Queen's suffer first loss in two years against UBC in final

The men's rugby team finished with a national silver medal.
The men's rugby team finished with a national silver medal.
Credit: 
Supplied by Jeff Chan

The men’s rugby team’s 22-game undefeated streak came to a halt last weekend.  

In their first appearance at the Canadian University Rugby Championships in Victoria, B.C., the Gaels came away with a silver medal after a hard-fought 21-10 loss to the University of British Columbia (UBC) Thunderbirds in the tournament’s final. Despite dominating OUA play for successive seasons, the defeat marked the team’s first loss in over two years, dating back to the 2016 provincial final.

Held from Nov. 21 to 25, Queen’s played three matches over a five-day span. They kicked off tournament play by beating the University of New Brunswick (UNB) Ironmen 76-5 on Wednesday. 

In an interview with The Journal, Head Coach Dave Butcher said his team felt comfortable heading into their match with UNB.

“We knew they probably weren’t going to be the strongest—but in saying that, they were really committed in what they did,” Butcher said. “I just don’t think they were used to playing the speed of game that our boys can play.”

“All credit to New Brunswick: it’s the first time they’ve been [at nationals] and they never gave up, even though they were on the other end of a big score.”

The lopsided margin of victory was standard practice for Queen’s, whose point total average this season hovered around 69 points per game. Defensively, they didn’t waver either. Butcher said the performance was “some of the best rugby [the Gaels] played this year.”

In their semifinal against the University of Victoria Vikes—who finished their regular season with a record of 5-4—Queen’s squeezed their way to a 15-8 win. 

Although the Vikes are one of the better teams in Canada, Queen’s stuck to their game plan and pulled through. According to Butcher, the game was the biggest fight his team faced all season.

“Some of the players came off and said it was one of the toughest games they’d ever played,” he said. “[T]he speed of how we can operate really caused them trouble … Once again, we just stuck to the game plan and we didn’t change anything.”

By the time the Gaels reached the gold medal game, they only had two days to recover—it would be their third game in five days. 

Fatigue notwithstanding, Queen’s finally met their match in the championship game. They fell to UBC, the defending national champion, 21-10. 

Despite leading 7-3 at halftime, Queen’s weren’t able to contain the Thunderbirds to close out the match. UBC managed to score two tries and penalty kicks in the last half of play, while the Gaels put up a mere three points.

“After we went in at halftime in front, the boys played some really good rugby,” Butcher said. “We genuinely thought we were going to win the match.”

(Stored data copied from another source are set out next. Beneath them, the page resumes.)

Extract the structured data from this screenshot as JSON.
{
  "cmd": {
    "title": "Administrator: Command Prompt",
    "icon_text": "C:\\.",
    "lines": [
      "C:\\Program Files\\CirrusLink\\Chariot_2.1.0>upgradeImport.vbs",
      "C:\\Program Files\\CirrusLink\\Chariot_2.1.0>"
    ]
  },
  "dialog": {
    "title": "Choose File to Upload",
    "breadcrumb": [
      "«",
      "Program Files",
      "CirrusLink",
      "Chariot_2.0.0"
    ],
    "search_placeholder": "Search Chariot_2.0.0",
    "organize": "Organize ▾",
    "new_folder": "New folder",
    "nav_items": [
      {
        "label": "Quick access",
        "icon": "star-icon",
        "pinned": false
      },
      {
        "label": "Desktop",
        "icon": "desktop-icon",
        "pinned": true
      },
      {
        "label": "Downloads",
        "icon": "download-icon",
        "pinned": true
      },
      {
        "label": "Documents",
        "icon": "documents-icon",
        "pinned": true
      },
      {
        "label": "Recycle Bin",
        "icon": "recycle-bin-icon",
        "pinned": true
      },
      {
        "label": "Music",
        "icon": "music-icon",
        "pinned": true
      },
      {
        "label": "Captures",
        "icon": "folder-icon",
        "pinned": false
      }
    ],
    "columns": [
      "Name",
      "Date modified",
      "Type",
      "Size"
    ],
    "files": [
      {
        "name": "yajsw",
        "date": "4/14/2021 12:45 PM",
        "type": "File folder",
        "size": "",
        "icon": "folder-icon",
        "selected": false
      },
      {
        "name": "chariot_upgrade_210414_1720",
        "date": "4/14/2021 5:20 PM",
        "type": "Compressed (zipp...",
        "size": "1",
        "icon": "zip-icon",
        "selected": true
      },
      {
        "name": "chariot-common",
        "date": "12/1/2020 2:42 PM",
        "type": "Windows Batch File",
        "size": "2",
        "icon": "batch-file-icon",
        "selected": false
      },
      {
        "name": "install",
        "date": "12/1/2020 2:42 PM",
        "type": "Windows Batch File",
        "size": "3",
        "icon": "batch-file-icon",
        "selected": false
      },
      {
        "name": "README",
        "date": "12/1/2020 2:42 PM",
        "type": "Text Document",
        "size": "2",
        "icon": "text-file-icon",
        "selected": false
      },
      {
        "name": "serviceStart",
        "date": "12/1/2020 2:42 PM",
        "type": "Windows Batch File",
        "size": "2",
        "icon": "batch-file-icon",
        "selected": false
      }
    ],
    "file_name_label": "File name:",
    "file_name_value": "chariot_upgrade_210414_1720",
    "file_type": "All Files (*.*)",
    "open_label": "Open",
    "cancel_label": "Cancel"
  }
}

Since joining the program in the fall of 2017, the loss against UBC was Butcher’s first as Gaels head coach. While he admitted his team ran out of gas in the latter stages of the game, he remained proud of the way his players competed. 

“I don’t think I could have asked anything more of the boys,” Butcher said. “They were absolutely spent when they came off the pitch, physically and mentally. I’m really, really proud of how they operated right the way through the season.”